The paper presents an exact series-based solution for the SK model, revealing the multivalley structure and metastable states, and derives analytical expressions for order parameters near the critical point.

Findings

Agreement of order parameters with phenomenological results

Singular behavior of susceptibility at critical temperature

Ground-state entropy approaches zero at zero temperature

Abstract

We discuss the Sherrington-Kirkpatrick mean-field version of a spin glass within the distributional zeta-function method (DZFM). In the DZFM, since the dominant contribution to the average free energy is written as a series of moments of the partition function of the model, the spin-glass multivalley structure is obtained. Also, an exact expression for the saddle points corresponding to each valley and a global critical temperature showing the existence of many stables or at least metastables equilibrium states is presented.

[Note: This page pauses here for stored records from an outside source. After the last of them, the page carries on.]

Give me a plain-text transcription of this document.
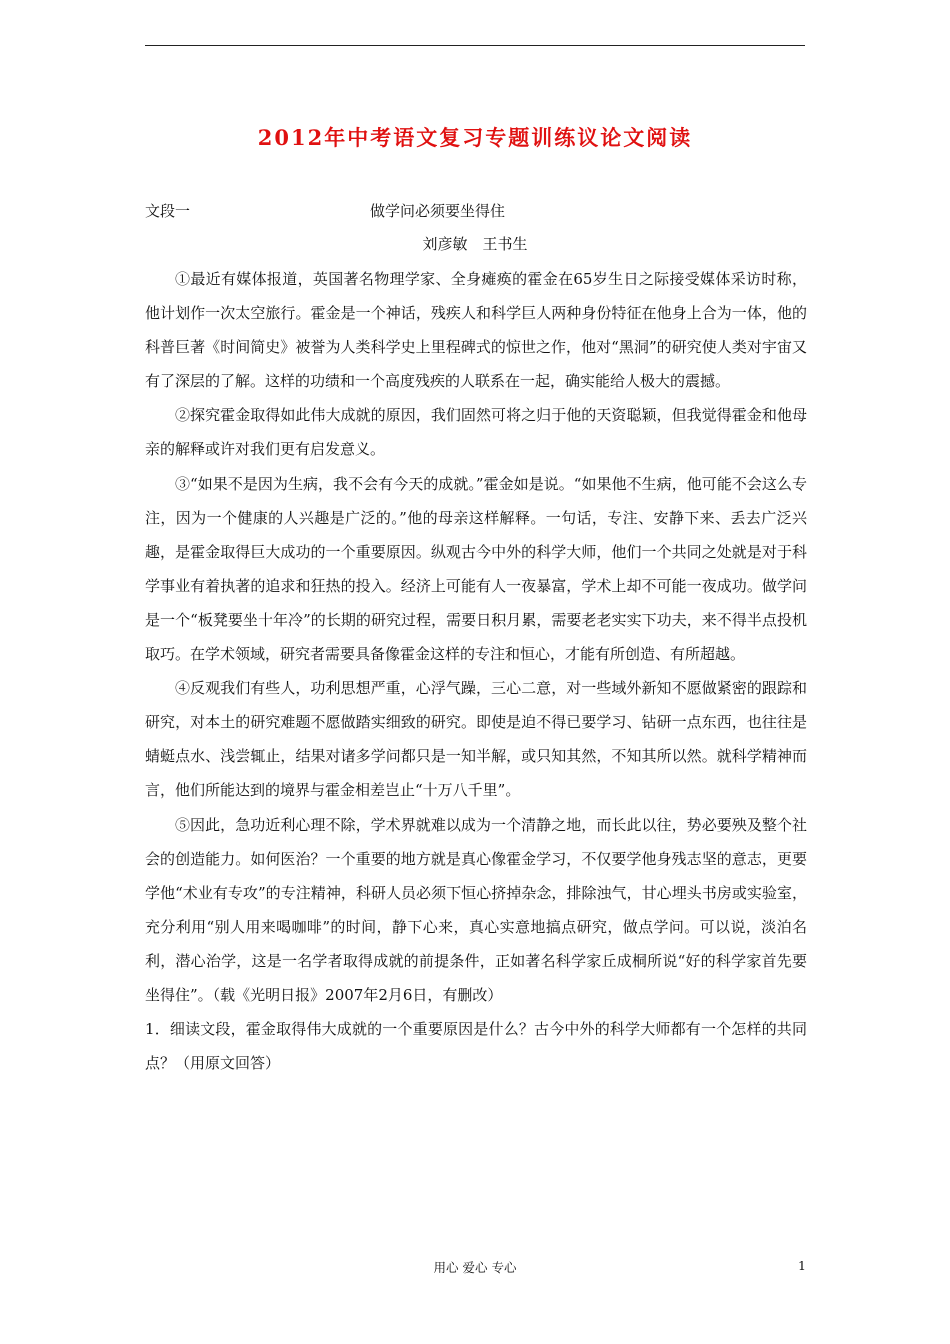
2012年中考语文复习专题训练议论文阅读
文段一	做学问必须要坐得住
刘彦敏　王书生

①最近有媒体报道，英国著名物理学家、全身瘫痪的霍金在65岁生日之际接受媒体采访时称，他计划作一次太空旅行。霍金是一个神话，残疾人和科学巨人两种身份特征在他身上合为一体，他的科普巨著《时间简史》被誉为人类科学史上里程碑式的惊世之作，他对“黑洞”的研究使人类对宇宙又有了深层的了解。这样的功绩和一个高度残疾的人联系在一起，确实能给人极大的震撼。

②探究霍金取得如此伟大成就的原因，我们固然可将之归于他的天资聪颖，但我觉得霍金和他母亲的解释或许对我们更有启发意义。

③“如果不是因为生病，我不会有今天的成就。”霍金如是说。“如果他不生病，他可能不会这么专注，因为一个健康的人兴趣是广泛的。”他的母亲这样解释。一句话，专注、安静下来、丢去广泛兴趣，是霍金取得巨大成功的一个重要原因。纵观古今中外的科学大师，他们一个共同之处就是对于科学事业有着执著的追求和狂热的投入。经济上可能有人一夜暴富，学术上却不可能一夜成功。做学问是一个“板凳要坐十年冷”的长期的研究过程，需要日积月累，需要老老实实下功夫，来不得半点投机取巧。在学术领域，研究者需要具备像霍金这样的专注和恒心，才能有所创造、有所超越。

④反观我们有些人，功利思想严重，心浮气躁，三心二意，对一些域外新知不愿做紧密的跟踪和研究，对本土的研究难题不愿做踏实细致的研究。即使是迫不得已要学习、钻研一点东西，也往往是蜻蜓点水、浅尝辄止，结果对诸多学问都只是一知半解，或只知其然，不知其所以然。就科学精神而言，他们所能达到的境界与霍金相差岂止“十万八千里”。

⑤因此，急功近利心理不除，学术界就难以成为一个清静之地，而长此以往，势必要殃及整个社会的创造能力。如何医治？一个重要的地方就是真心像霍金学习，不仅要学他身残志坚的意志，更要学他“术业有专攻”的专注精神，科研人员必须下恒心挤掉杂念，排除浊气，甘心埋头书房或实验室，充分利用“别人用来喝咖啡”的时间，静下心来，真心实意地搞点研究，做点学问。可以说，淡泊名利，潜心治学，这是一名学者取得成就的前提条件，正如著名科学家丘成桐所说“好的科学家首先要坐得住”。（载《光明日报》2007年2月6日，有删改）

1．细读文段，霍金取得伟大成就的一个重要原因是什么？古今中外的科学大师都有一个怎样的共同点？（用原文回答）

用心 爱心 专心	1
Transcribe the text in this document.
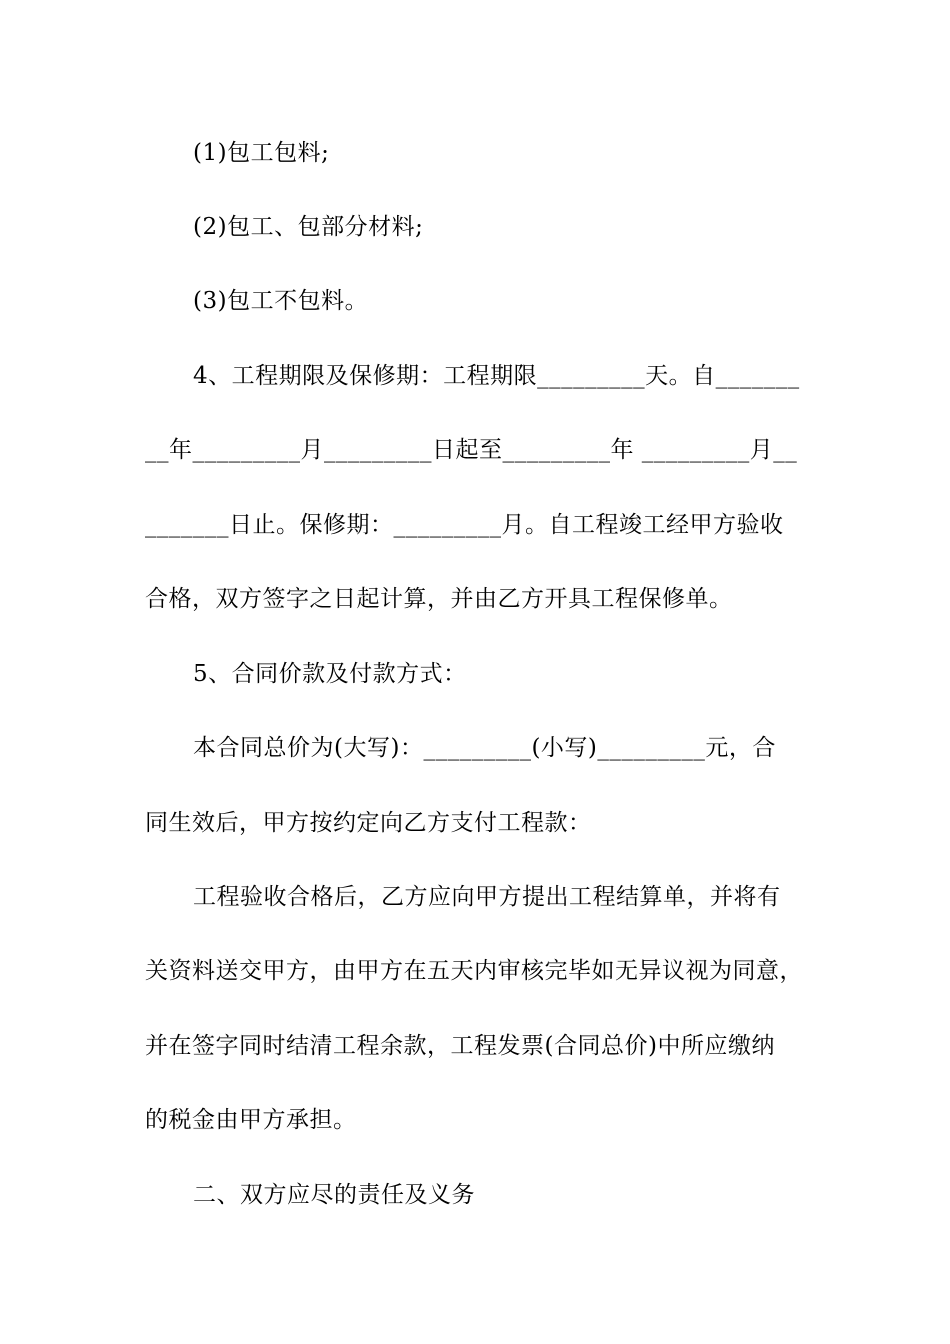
(1)包工包料;
(2)包工、包部分材料;
(3)包工不包料。
4、工程期限及保修期：工程期限_________天。自_______
__年_________月_________日起至_________年 _________月__
_______日止。保修期：_________月。自工程竣工经甲方验收
合格，双方签字之日起计算，并由乙方开具工程保修单。
5、合同价款及付款方式：
本合同总价为(大写)：_________(小写)_________元，合
同生效后，甲方按约定向乙方支付工程款：
工程验收合格后，乙方应向甲方提出工程结算单，并将有
关资料送交甲方，由甲方在五天内审核完毕如无异议视为同意，
并在签字同时结清工程余款，工程发票(合同总价)中所应缴纳
的税金由甲方承担。
二、双方应尽的责任及义务
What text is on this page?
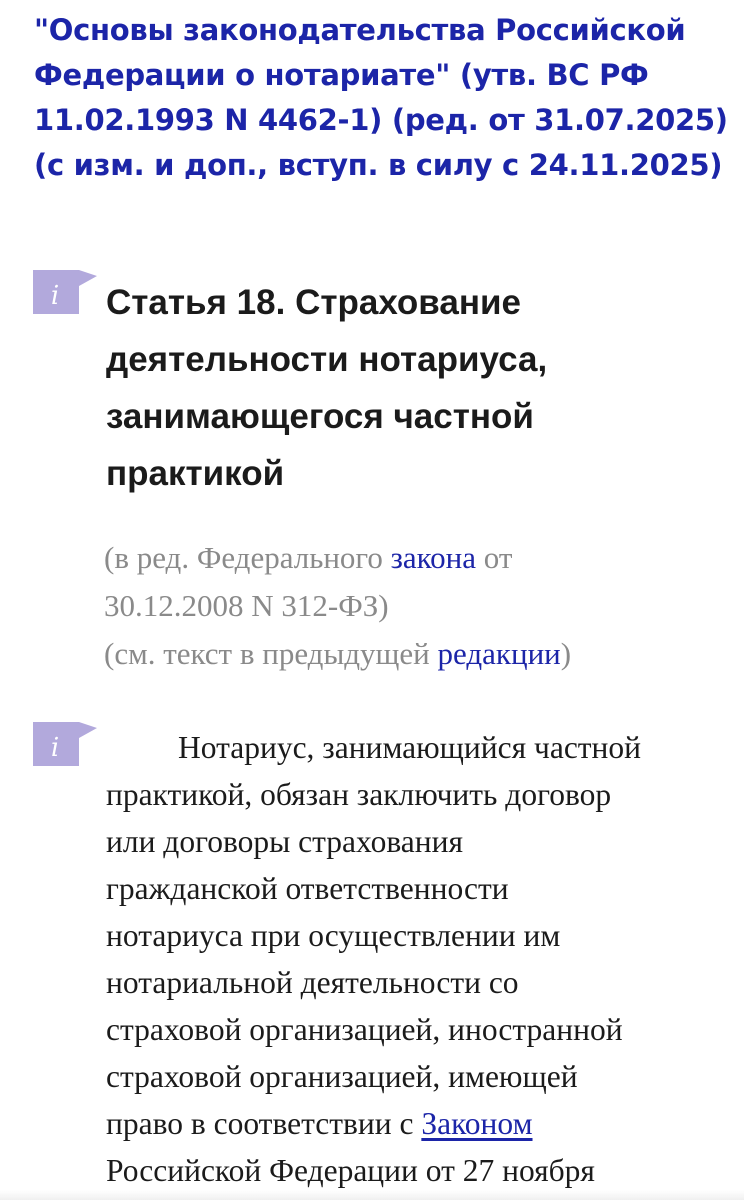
"Основы законодательства Российской
Федерации о нотариате" (утв. ВС РФ
11.02.1993 N 4462-1) (ред. от 31.07.2025)
(с изм. и доп., вступ. в силу с 24.11.2025)
i Статья 18. Страхование
деятельности нотариуса,
занимающегося частной
практикой
(в ред. Федерального закона от
30.12.2008 N 312-ФЗ)
(см. текст в предыдущей редакции)
i	Нотариус, занимающийся частной
практикой, обязан заключить договор
или договоры страхования
гражданской ответственности
нотариуса при осуществлении им
нотариальной деятельности со
страховой организацией, иностранной
страховой организацией, имеющей
право в соответствии с Законом
Российской Федерации от 27 ноября
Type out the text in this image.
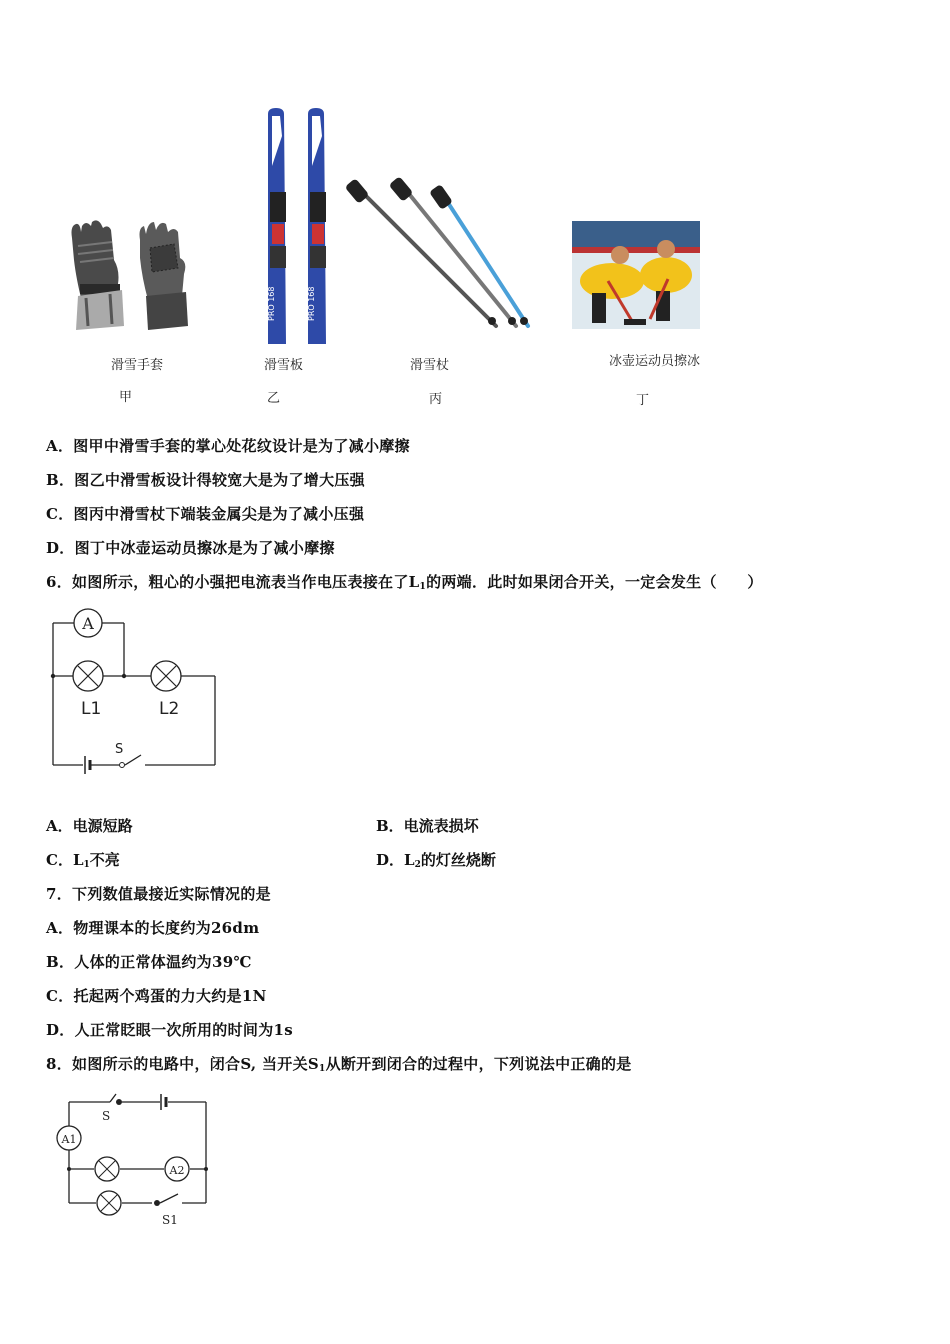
PRO 168	PRO 168
滑雪手套	滑雪板	滑雪杖	冰壶运动员擦冰
甲	乙	丙	丁
A．图甲中滑雪手套的掌心处花纹设计是为了减小摩擦
B．图乙中滑雪板设计得较宽大是为了增大压强
C．图丙中滑雪杖下端装金属尖是为了减小压强
D．图丁中冰壶运动员擦冰是为了减小摩擦
6．如图所示，粗心的小强把电流表当作电压表接在了$L_1$的两端．此时如果闭合开关，一定会发生（　　）
A
L1	L2
S
A．电源短路	B．电流表损坏
C．$L_1$不亮	D．$L_2$的灯丝烧断
7．下列数值最接近实际情况的是
A．物理课本的长度约为26dm
B．人体的正常体温约为39℃
C．托起两个鸡蛋的力大约是1N
D．人正常眨眼一次所用的时间为1s
8．如图所示的电路中，闭合S, 当开关$S_1$从断开到闭合的过程中，下列说法中正确的是
A1
A2
S
S1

Near the critical point we obtain analytical expressions of the order parameters that are in agreement with phenomenological results. We evaluate the linear and nonlinear susceptibility and we find the expected singular behavior at the spin-glass critical temperature. Furthermore, we obtain a positive definite expression for the entropy and we show that ground-state entropy tends to zero as the temperature goes to zero. We show that our solution is stable for each term in the expansion. Finally, we analyze the behavior of the overlap distribution, where we find a general expression for each moment of the partition function.